Zuständig für die Umsetzung der Beschlüsse des Politbüros war der zentral und regional gegliederte Parteiapparat. Er war die unkontrollierte operative Exekutive des SED-Staates, der von der zentralen Ebene über die Bezirks- bis zur Kreisebene den Staatsapparat, aber auch die anderen Blockparteien und die Massenorganisationen lenkte und kontrollierte.

Zur Legitimierung ihres Herrschaftsanspruchs instrumentalisierte die SED Bildungswesen und Massenmedien ebenso wie Kultur und Wissenschaft und alle anderen Politikfelder. Wer sich ihrem Herrschaftsanspruch nicht unterordnete oder gar des oppositionellen Handelns verdächtigt wurde, geriet in die Netze des unter Honecker nahezu flächendeckend ausgeweiteten Repressionsapparates.

Die DDR war zuallererst eine „politische Gesellschaft“ (Agnes Heller), in der die Herrschenden eine weitgehende Identität von privater und öffentlicher Sphäre anstrebten und es keine staatsfreien Räume geben sollte. Mit dem Leitbild von der „politisch-moralischen Einheit des Volkes“ schloss die SED jegliches eigenständige Denken und abweichende Verhalten in den politischen Grundpositionen aus. Individualität ignorierte und unterdrückte sie, sofern diese nicht mit der Parteilinie übereinstimmte. Durch Einordnung in Kollektive, die die Werte der sozialistischen Gesellschaft vertraten, versuchte die Partei, die Entwicklung der Individuen zu steuern und zu kontrollieren. Die weitgehende Kollektivierung sozialer Beziehungen sollte Konformität jenseits repressiver Maßnahmen herstellen. Die SED strebte eine ideologiegeleitete Vervollkommnung des Einzelnen zum „neuen Menschen“ bzw. zur „sozialistischen Persönlichkeit“ an.

Eine zentrale Rolle bei der Absicherung des SED-Machtmonopols spielte die politische Justiz. Das sozialistische Recht galt als „Waffe im Klassenkampf“, Rechtsfragen waren Machtfragen. Die SED-Führung konnte jederzeit das „sozialistische Recht“ in ihrem Sinne auslegen. Es gab keine Kontrolle durch ein Verfassungsgericht oder Verwaltungsgerichte.

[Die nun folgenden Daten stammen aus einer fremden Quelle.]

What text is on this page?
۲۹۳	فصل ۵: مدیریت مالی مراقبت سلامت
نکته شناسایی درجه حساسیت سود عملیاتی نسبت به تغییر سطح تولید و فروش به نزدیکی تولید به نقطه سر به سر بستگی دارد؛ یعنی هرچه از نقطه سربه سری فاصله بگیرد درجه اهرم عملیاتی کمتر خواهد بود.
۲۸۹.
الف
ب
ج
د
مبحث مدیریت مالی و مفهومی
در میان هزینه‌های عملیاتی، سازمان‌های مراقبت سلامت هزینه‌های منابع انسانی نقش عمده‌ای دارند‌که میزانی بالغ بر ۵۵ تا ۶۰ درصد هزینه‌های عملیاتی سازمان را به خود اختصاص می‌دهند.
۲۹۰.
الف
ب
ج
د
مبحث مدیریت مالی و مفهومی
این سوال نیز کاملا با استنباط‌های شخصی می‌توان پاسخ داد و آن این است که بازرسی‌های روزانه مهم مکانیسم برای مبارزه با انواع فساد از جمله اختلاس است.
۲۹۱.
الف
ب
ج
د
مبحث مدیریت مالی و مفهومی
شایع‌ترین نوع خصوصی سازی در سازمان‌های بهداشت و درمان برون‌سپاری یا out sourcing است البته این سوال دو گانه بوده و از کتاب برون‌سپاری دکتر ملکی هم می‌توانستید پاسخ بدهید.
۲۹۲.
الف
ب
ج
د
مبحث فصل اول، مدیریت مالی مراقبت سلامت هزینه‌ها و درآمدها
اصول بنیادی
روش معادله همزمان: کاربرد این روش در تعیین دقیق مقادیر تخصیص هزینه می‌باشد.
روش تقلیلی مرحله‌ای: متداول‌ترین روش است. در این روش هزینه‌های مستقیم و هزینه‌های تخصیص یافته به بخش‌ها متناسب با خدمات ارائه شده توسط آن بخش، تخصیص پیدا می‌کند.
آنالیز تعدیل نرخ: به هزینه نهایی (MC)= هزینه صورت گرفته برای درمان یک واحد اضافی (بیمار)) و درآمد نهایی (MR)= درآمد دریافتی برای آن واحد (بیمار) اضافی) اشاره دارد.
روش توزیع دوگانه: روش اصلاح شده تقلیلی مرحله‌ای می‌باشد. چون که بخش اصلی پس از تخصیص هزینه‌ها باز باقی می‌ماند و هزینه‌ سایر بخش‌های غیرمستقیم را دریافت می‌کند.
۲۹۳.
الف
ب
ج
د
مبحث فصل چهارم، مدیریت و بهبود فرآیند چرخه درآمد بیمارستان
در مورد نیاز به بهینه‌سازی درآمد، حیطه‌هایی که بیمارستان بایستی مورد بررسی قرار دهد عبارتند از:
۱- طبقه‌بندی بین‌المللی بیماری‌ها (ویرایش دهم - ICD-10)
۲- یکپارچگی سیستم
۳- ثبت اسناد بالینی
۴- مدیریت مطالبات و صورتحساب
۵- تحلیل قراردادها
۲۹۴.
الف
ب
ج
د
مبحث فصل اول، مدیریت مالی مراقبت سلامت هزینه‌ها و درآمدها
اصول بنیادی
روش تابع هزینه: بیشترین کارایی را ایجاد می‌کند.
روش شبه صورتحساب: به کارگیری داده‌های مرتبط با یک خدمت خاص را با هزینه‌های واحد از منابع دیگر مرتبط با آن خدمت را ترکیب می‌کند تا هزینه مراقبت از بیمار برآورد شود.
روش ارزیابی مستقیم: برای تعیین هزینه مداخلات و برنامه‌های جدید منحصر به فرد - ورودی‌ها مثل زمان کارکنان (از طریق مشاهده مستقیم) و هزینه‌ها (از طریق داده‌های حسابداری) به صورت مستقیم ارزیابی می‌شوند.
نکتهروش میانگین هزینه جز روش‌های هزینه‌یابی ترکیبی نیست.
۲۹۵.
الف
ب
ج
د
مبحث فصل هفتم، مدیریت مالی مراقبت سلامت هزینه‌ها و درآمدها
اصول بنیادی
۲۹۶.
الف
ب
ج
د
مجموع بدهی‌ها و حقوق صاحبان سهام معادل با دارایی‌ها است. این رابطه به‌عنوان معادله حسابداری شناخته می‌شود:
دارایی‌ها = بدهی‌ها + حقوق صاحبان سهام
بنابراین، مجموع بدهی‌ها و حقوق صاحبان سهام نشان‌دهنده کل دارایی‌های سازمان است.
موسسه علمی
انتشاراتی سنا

Über ein Nomenklatur-System besetzte die SED alle wichtigen Leitungsfunktionen in den Parteien sowie in Staat, Wirtschaft und in den gesellschaftlichen Organisationen. Die Auswahl der Kader erfolgte in einer mehrstufigen Hierarchie, nach der die jeweils zuständige SED-Gliederung immer die letzte Entscheidung traf. Das oberste Führungspersonal bestimmte das Politbüro und der ZK-Apparat.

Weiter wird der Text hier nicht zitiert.